When load testing our apps deployed in AWS cloud, we saw some really long, crazy timeouts on reads on all of the column families with a load of 500 odd threads for insert/update/delete using Datastax java driver v2.1.6.
Investigating Cassandra logs revealed:
“Scanned over 100000 tombstones; query aborted”
Tracing our cql queries, we saw tombstones information like the one below:
Because of these read latencies caused by tombstones, we did further research on how Cassandra deals with deletes.
Cassandra is a distributed system with immutable SSTables; deletes are done differently compared to a relational database. It stores all changes as immutable events. It can’t simply go back and mutate a record like a relational database would do.
When writing to Cassandra, the following actions take place:
- The commit is logged to disk in a commit log entry and inserted into in-memory table
- Once the memtable reaches a limit (on entries), it is flushed to disk
- Entries from the memtable being flushed are appended to a current SSTable in the column family
- If compaction thresholds are reached, a compaction is run. Compaction is a maintenance process which re-organizes SSTables to optimize data structures on disk as well as reclaim unused space
What is a Tombstone?
A Tombstone is ‘dead data’ which is a record of Cassandra’s deletion. Deletes are performed by writing a ‘Tombstone’ to Cassandra like the other writes.
Also Cassandra marks TTL data with a tombstone after the requested amount of time has expired. Tombstones exist for a period of time defined by ‘gc_grace_seconds’ which can be defined at column family or cluster level.

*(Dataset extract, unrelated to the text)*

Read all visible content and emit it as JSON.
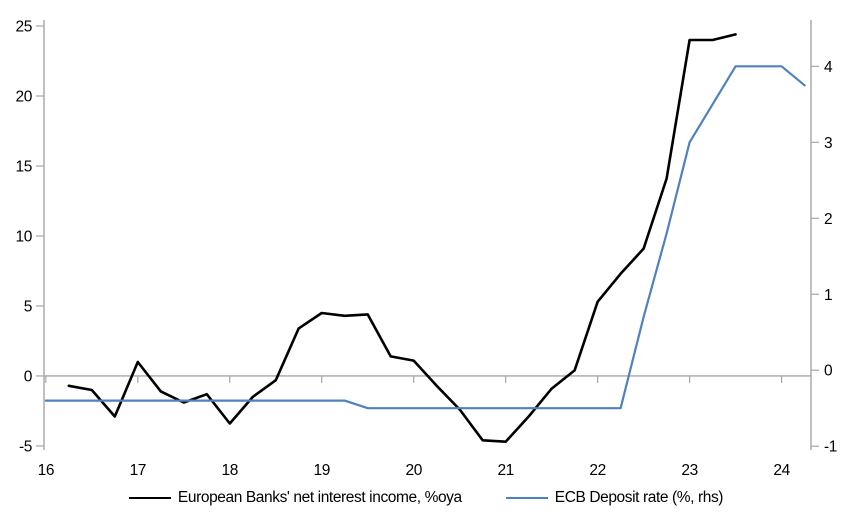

After data is marked with a tombstone, the data is automatically removed during the normal compaction process.
How can it become critical?
While performing a delete request, Cassandra will write that delete to all the replicas available at that time. If any node goes down at the time of delete, it waits until the node comes back. These tombstones will not be removed up to grace period defined and if the node fails to come up within the grace period, then we might see a scenario where deleted values would again become readable because a tombstone only made it to a limited set of replicas and then got cleaned up.

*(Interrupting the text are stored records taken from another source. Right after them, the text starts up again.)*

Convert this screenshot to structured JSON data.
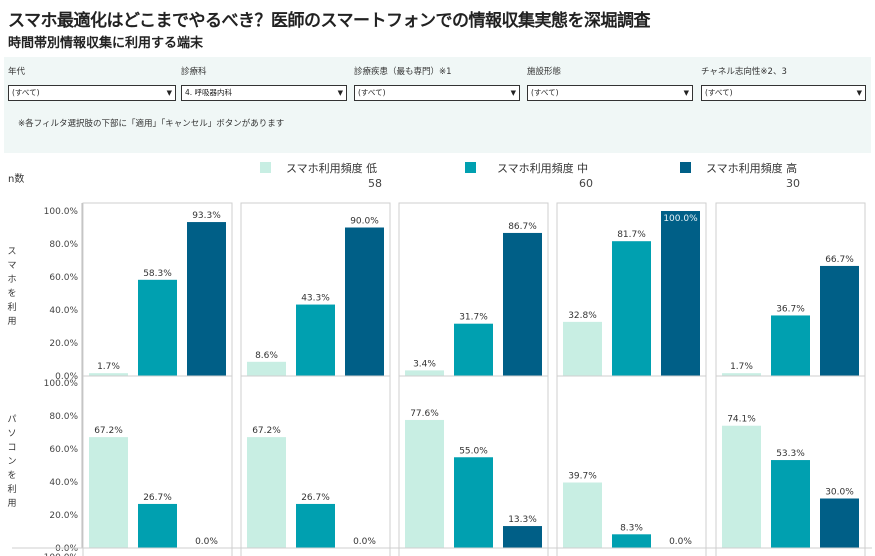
{
  "header": {
    "title": "スマホ最適化はどこまでやるべき？医師のスマートフォンでの情報収集実態を深堀調査",
    "subtitle": "時間帯別情報収集に利用する端末"
  },
  "filters": [
    {
      "label": "年代",
      "value": "(すべて)"
    },
    {
      "label": "診療科",
      "value": "4. 呼吸器内科"
    },
    {
      "label": "診療疾患（最も専門）※1",
      "value": "(すべて)"
    },
    {
      "label": "施設形態",
      "value": "(すべて)"
    },
    {
      "label": "チャネル志向性※2、3",
      "value": "(すべて)"
    }
  ],
  "filter_note": "※各フィルタ選択肢の下部に「適用」「キャンセル」ボタンがあります",
  "ncount_label": "n数",
  "legend": [
    {
      "label": "スマホ利用頻度 低",
      "n": "58",
      "color": "#c8eee3"
    },
    {
      "label": "スマホ利用頻度 中",
      "n": "60",
      "color": "#00a0b0"
    },
    {
      "label": "スマホ利用頻度 高",
      "n": "30",
      "color": "#005f87"
    }
  ],
  "row_labels": [
    "スマホを利用",
    "パソコンを利用"
  ],
  "chart_data": {
    "type": "bar",
    "y_ticks": [
      "100.0%",
      "80.0%",
      "60.0%",
      "40.0%",
      "20.0%",
      "0.0%"
    ],
    "ylim": [
      0,
      100
    ],
    "series_names": [
      "スマホ利用頻度 低",
      "スマホ利用頻度 中",
      "スマホ利用頻度 高"
    ],
    "rows": [
      {
        "name": "スマホを利用",
        "panels": [
          [
            1.7,
            58.3,
            93.3
          ],
          [
            8.6,
            43.3,
            90.0
          ],
          [
            3.4,
            31.7,
            86.7
          ],
          [
            32.8,
            81.7,
            100.0
          ],
          [
            1.7,
            36.7,
            66.7
          ]
        ]
      },
      {
        "name": "パソコンを利用",
        "panels": [
          [
            67.2,
            26.7,
            0.0
          ],
          [
            67.2,
            26.7,
            0.0
          ],
          [
            77.6,
            55.0,
            13.3
          ],
          [
            39.7,
            8.3,
            0.0
          ],
          [
            74.1,
            53.3,
            30.0
          ]
        ]
      }
    ]
  }
}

Too many tombstones can cause your query to fail; it is a safe guard to prevent against OOM and poor performance. We got to know from our load tests that 100000 plus tombstones were being scanned in our queries with the Cassandra v2.0.5.
Finally, we found the fix for it after contacting the Datastax support team with our test results and per their suggestion, we have upgraded our Cassandra from v2.0.5 to v2.1.14 and java driver to v3.0.1 to resolve these issues. Also we have been running the ‘node repair’ routinely on all the nodes to repair the inconsistencies across the replicas whenever a failure occurs.